LAS - Laser
Original problem statement (in Polish) can be found here. (It contains some more story that was removed from this version, because certain pun does not make any sense in English).
There is a grid with n rows and m columns, consisting of 1x1 squares. There is exactly one square with a laser and one (different) square with a sensor. The laser emits a beam of concentrated light from the middle of its square, in one of the four directions (north, south, east or west). Some squares are blocked, so they don't let the light through. (In that sense, square with a laser is also considered blocked).
We have a number of two-sided mirrors. We can place them on the middle of a square, in one of the two configurations (45 degrees). Mirrors placed in such a way reflect the light, making a right angle (90 degrees).
Your task is to guide the light to the sensor, using the minimum number of mirrors.
The first line contains a single integer t, denoting the number of testcases. Then, testcases follow.
The description of a single testcase begins with two integers n, m (1 <= n, m <= 200) - number of rows and columns, respectively. Then, n lines follow, each containing m characters. j-th character in i-th line denotes a square in i-th row nad j-th column. "." (a dot) denotes free square, "#" denotes blocked square. There is exactly one laser on the grid, represented by one of these four characters: "<", ">", "v" or "^" (it depends on the direction of the laser). There is also exactly one sensor, represented by "C". No other characters can appear in a line.
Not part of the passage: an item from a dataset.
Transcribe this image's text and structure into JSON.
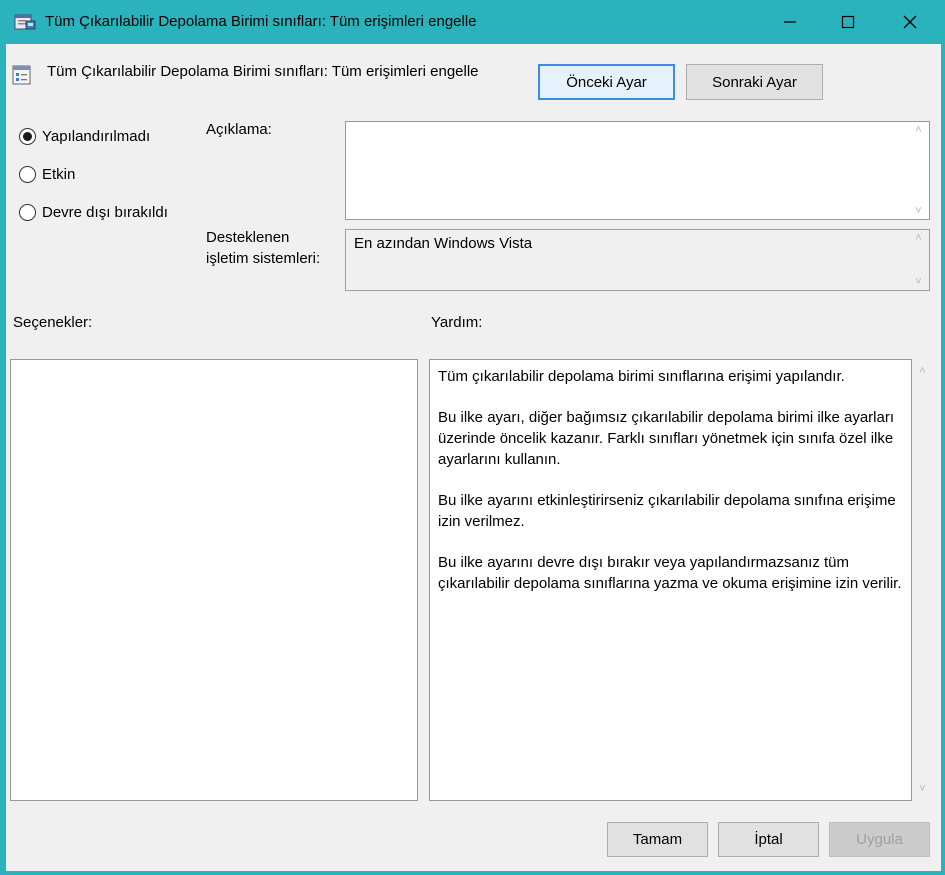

For every testcase you should print n lines with m characters, denoting the grid from the input, but with mirrors placed on some of the fields. Mirrors are represented by "\" and "/" characters. Arrangement of mirrors should make the light reach the sensor, while using minimum possible number of mirrors. You can't place mirrors on blocked fields, as well as on field with the laser and on field with the sensor. There is always a way for the light to reach the sensor.
2 3 4 >... ###. C... 5 5 v#... .#.#. .#.#. .#.#. ...#C
>..\ ###. C../ v#/.\ .#.#. .#.#. .#.#. \./#C
Good bfs problem.
Really a troubling problem....Take a long time to debug but still get WA.....
Any correct output will be accepted.
What is expected output if multiple such solutions exist?